We have found some caps which we can no identify. Some caps we know nothing about. Some were destinctive to specific countries or regions. Here the images provide some context, especially the chronology. While we can not always identify the country, we can usually idntify the chronological period. In other instances we are familiar with the caps, but just do not know what they were called. Even available period catalogs do not provide destinctive names for the caps.
Here we see some European boys, probably in the 1930s (figure 1). We are not sure what country they are from. Nor do we know what kind of caps they are wearing. Perhaps some of our European readrs will recognize them. As they are identical we wonder if they could indicate a youth group uniform. Or perhaps the boys are brothers and mother just brought the same style caps.

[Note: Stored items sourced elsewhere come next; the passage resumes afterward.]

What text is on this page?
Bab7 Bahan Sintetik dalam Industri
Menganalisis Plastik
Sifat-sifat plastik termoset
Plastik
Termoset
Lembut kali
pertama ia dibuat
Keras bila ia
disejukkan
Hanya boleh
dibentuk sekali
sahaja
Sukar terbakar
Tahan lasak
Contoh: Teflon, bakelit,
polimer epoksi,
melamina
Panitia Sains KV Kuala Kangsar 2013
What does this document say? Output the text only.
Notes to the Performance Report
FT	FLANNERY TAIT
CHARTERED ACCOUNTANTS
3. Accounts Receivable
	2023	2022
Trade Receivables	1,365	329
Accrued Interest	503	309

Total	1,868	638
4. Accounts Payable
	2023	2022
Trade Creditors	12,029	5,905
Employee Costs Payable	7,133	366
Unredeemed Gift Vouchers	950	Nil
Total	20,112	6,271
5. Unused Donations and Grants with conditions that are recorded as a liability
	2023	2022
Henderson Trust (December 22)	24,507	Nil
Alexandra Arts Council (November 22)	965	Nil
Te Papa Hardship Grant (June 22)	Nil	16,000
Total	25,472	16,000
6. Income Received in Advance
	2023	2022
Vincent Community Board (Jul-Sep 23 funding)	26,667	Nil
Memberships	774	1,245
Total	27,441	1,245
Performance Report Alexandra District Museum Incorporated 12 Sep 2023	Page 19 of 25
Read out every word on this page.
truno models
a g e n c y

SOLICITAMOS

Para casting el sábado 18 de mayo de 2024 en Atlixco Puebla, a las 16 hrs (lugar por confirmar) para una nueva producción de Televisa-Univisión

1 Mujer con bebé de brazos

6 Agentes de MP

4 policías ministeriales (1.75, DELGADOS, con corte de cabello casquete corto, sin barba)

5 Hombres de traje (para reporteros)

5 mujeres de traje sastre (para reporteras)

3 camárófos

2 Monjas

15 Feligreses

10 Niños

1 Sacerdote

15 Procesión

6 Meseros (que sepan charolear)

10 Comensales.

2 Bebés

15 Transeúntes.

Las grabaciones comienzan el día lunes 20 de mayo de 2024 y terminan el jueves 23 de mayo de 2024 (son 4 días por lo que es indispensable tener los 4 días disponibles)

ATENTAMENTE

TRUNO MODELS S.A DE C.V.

We have noted one style of cap worn by younger boys during the late 19th century. We do not know the proper name for it at this time. In some ways it seems simmilar to a pill-box cap, but designs varied. We have often wearing Fauntleroy suits and Fauntleroy kilts, but we have seen other boys wearing them with other outfits as well--even sailor suits. It appears some were made out of velvet and matches the boys velvet suit. I'm not sure what colors they came in. We have noted them in different countries, including America, England, and Germany. It is a similar style to that worn by adults with a smocking jacket, often with a tassle. Strangely, we have seen small boys wearing them and adult men--but rarely youths. Hopefully our HBC readers will help identify the style.